Pour la présidente du Mouvement des générations capables (MGC), Simone Ehivet Gbagbo, qui conduit la plateforme pour la création du HCE, l’enjeu est de parvenir à une unité de pensée autour de la réforme électorale afin de présenter une proposition commune au gouvernement.

« Nous sommes venus au PDCI pour ce même plaidoyer, se mettre ensemble pour faire une proposition commune à présenter au gouvernement pour que le système électoral soit effectivement réformé dans notre pays », a-t-elle déclaré.

Elle a insisté sur la nécessité de parvenir à un système électoral permettant que les échéances électorales se déroulent « dans la confiance, dans la transparence, dans l’unité, dans la paix », estimant que les réformes envisagées doivent être consensuelles, au regard de l’histoire politique de la Côte d’Ivoire.

De son côté, le président de la CAP-CI, Pascal Affi N’Guessan, a plaidé pour l’ouverture d’un dialogue entre le gouvernement et l’ensemble des acteurs politiques et sociaux avant toute adoption d’un nouveau dispositif électoral.

« Il faut d’abord que nous puissions obtenir avec le gouvernement un dialogue sur le futur organe. Il ne faut pas que ce futur organe soit le fruit d’une action unilatérale du gouvernement », a-t-il soutenu.

Pour lui, cette démarche doit aboutir à une proposition consensuelle de l’opposition avant la rentrée parlementaire et avant la transmission éventuelle d’un projet de texte à l’Assemblée nationale.

« Le véritable débat doit se faire avant la rentrée parlementaire », a-t-il insisté, identifiant deux conditions essentielles : l’acceptation par le gouvernement du principe du dialogue et la capacité des partis de l’opposition à se présenter à cette concertation avec une proposition commune.

Le président de l’ADCI, Assalé Tiémoko, a également appelé à une démarche commune des différentes formations politiques afin de peser collectivement dans les discussions sur le futur organe électoral.

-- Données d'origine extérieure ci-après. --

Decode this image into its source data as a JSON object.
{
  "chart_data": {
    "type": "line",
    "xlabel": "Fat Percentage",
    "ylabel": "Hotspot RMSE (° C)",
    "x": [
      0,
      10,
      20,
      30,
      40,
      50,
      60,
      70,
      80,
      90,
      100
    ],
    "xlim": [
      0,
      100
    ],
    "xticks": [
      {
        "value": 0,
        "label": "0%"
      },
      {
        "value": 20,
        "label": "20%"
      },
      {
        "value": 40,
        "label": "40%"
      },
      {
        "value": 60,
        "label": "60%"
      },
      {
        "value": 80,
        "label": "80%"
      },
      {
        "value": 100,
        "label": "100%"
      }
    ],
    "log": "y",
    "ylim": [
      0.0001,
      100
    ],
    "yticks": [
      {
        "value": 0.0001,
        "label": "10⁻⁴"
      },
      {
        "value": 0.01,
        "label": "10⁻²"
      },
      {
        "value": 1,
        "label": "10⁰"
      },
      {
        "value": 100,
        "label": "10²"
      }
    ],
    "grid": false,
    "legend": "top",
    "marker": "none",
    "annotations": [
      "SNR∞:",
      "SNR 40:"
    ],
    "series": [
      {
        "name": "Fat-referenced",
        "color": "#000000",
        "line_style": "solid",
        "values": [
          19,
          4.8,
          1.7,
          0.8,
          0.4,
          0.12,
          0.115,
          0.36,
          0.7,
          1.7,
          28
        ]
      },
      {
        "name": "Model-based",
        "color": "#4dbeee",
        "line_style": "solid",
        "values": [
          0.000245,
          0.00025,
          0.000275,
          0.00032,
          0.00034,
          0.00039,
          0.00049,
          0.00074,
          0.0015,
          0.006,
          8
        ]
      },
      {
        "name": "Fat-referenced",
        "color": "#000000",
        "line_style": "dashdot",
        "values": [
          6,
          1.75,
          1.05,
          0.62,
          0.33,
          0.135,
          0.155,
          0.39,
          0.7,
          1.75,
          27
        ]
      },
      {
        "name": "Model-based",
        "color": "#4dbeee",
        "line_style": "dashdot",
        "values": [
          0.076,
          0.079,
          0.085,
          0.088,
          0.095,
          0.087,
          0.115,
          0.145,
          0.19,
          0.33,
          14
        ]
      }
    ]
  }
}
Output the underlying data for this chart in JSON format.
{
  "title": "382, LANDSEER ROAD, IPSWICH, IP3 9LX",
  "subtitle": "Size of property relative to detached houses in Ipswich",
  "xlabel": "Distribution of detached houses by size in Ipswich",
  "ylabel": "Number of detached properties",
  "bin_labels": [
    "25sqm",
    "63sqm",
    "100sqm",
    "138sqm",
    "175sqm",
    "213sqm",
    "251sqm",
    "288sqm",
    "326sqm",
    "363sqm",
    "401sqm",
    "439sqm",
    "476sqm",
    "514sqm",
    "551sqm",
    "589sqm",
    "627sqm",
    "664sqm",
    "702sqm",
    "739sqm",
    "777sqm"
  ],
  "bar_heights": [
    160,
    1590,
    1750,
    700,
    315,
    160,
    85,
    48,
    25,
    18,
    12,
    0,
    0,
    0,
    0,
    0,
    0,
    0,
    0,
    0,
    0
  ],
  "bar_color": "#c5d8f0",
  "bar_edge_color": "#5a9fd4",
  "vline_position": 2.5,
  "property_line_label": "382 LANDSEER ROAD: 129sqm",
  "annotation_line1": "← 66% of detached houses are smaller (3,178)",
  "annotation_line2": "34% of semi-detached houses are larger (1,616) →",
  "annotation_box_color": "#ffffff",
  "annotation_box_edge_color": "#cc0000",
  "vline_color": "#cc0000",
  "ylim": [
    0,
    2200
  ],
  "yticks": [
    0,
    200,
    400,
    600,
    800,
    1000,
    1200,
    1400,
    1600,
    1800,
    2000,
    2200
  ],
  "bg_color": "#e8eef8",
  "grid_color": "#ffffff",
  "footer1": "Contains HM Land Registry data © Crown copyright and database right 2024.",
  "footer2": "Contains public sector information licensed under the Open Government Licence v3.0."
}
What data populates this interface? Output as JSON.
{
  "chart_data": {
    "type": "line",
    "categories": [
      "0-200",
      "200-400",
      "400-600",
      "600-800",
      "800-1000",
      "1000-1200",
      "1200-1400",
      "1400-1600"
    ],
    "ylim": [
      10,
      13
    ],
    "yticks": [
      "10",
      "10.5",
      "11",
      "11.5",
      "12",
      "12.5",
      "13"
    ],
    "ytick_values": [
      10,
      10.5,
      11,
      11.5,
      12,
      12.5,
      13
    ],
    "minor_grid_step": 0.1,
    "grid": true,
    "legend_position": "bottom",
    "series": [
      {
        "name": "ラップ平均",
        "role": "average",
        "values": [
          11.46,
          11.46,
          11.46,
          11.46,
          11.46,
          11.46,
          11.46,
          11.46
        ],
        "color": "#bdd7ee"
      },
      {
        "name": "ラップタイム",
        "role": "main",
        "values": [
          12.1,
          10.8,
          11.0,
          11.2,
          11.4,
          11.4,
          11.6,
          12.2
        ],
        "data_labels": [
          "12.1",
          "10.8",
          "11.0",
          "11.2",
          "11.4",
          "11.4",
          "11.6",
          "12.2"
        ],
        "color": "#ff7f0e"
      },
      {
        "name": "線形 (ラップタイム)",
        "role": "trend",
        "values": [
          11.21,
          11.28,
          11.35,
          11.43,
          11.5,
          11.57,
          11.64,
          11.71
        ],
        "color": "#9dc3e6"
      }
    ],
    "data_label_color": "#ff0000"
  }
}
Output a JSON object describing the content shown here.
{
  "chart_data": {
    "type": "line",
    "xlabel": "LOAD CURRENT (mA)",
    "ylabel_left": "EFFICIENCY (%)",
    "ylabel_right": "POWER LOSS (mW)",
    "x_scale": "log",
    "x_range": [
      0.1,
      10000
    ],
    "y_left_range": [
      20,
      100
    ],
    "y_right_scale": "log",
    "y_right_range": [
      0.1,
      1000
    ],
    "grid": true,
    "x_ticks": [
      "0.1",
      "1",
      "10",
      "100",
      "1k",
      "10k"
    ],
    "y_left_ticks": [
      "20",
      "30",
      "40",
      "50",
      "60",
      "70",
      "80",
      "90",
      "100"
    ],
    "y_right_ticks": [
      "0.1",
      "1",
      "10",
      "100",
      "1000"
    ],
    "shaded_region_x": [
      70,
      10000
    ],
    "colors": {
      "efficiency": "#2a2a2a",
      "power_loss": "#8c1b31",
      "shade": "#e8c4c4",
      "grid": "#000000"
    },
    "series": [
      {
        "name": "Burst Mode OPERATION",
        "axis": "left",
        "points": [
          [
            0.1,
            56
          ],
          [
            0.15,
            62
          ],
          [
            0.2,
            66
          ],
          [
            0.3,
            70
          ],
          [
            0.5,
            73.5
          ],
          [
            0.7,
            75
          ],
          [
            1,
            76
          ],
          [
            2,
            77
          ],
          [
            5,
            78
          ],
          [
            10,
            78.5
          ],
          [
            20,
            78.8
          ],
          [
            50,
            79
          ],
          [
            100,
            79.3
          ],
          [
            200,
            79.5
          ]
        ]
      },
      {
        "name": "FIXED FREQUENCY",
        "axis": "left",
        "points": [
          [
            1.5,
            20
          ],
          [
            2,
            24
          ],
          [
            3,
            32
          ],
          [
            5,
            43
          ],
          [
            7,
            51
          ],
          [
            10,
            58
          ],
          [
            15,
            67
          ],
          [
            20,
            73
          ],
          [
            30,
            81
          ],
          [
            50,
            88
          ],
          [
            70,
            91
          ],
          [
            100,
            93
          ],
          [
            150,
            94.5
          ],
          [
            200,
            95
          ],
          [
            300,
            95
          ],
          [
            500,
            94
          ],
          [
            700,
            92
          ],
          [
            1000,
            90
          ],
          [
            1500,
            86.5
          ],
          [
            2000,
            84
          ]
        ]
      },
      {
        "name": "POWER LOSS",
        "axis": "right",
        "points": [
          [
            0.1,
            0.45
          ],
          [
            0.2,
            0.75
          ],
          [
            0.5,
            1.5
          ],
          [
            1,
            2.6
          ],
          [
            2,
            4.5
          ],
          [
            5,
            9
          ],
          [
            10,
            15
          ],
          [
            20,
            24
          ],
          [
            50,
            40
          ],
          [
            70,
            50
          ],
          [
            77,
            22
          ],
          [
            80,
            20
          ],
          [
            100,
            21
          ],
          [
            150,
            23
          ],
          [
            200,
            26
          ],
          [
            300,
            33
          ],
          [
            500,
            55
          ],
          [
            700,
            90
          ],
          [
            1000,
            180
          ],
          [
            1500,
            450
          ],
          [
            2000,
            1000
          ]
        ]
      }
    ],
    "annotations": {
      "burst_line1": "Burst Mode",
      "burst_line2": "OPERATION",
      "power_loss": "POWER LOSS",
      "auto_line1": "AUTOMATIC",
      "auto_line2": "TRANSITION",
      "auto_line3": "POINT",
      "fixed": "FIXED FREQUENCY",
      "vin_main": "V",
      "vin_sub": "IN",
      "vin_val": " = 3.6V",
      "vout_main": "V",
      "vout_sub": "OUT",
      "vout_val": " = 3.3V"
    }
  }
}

Il a souhaité que cet organe soit conçu comme une institution au service de l’ensemble des Ivoiriens, et non comme un mécanisme appartenant exclusivement au gouvernement ou à l’opposition.

Au terme des échanges, le PDCI-RDA, par la voix de son vice-président Georges-Philippe Ezaley, s’est félicité de l’initiative et a relevé le caractère enrichissant des discussions.

« Nous avons appris à partager nos expériences sur ce dossier et surtout à voir comment travailler ensemble pour obtenir effectivement du gouvernement cette concertation, que lui-même a appelée "dialogue républicain" sur le nouvel organe électoral », a-t-il expliqué.

Le PDCI-RDA a réaffirmé sa volonté de travailler avec les autres acteurs politiques à la mise en place d’un dispositif électoral consensuel et inclusif, estimant que la réforme du futur organe électoral constitue une question qui concerne l’ensemble de la nation.

Les différentes délégations ont ainsi convenu de poursuivre les échanges afin d’harmoniser leurs propositions et de favoriser l’ouverture, par le gouvernement, d’une concertation avant la présentation d’un éventuel projet de réforme devant le Parlement.

Cette démarche vise, selon les participants, à créer les conditions d’élections libres, transparentes, crédibles et apaisées en Côte d’Ivoire.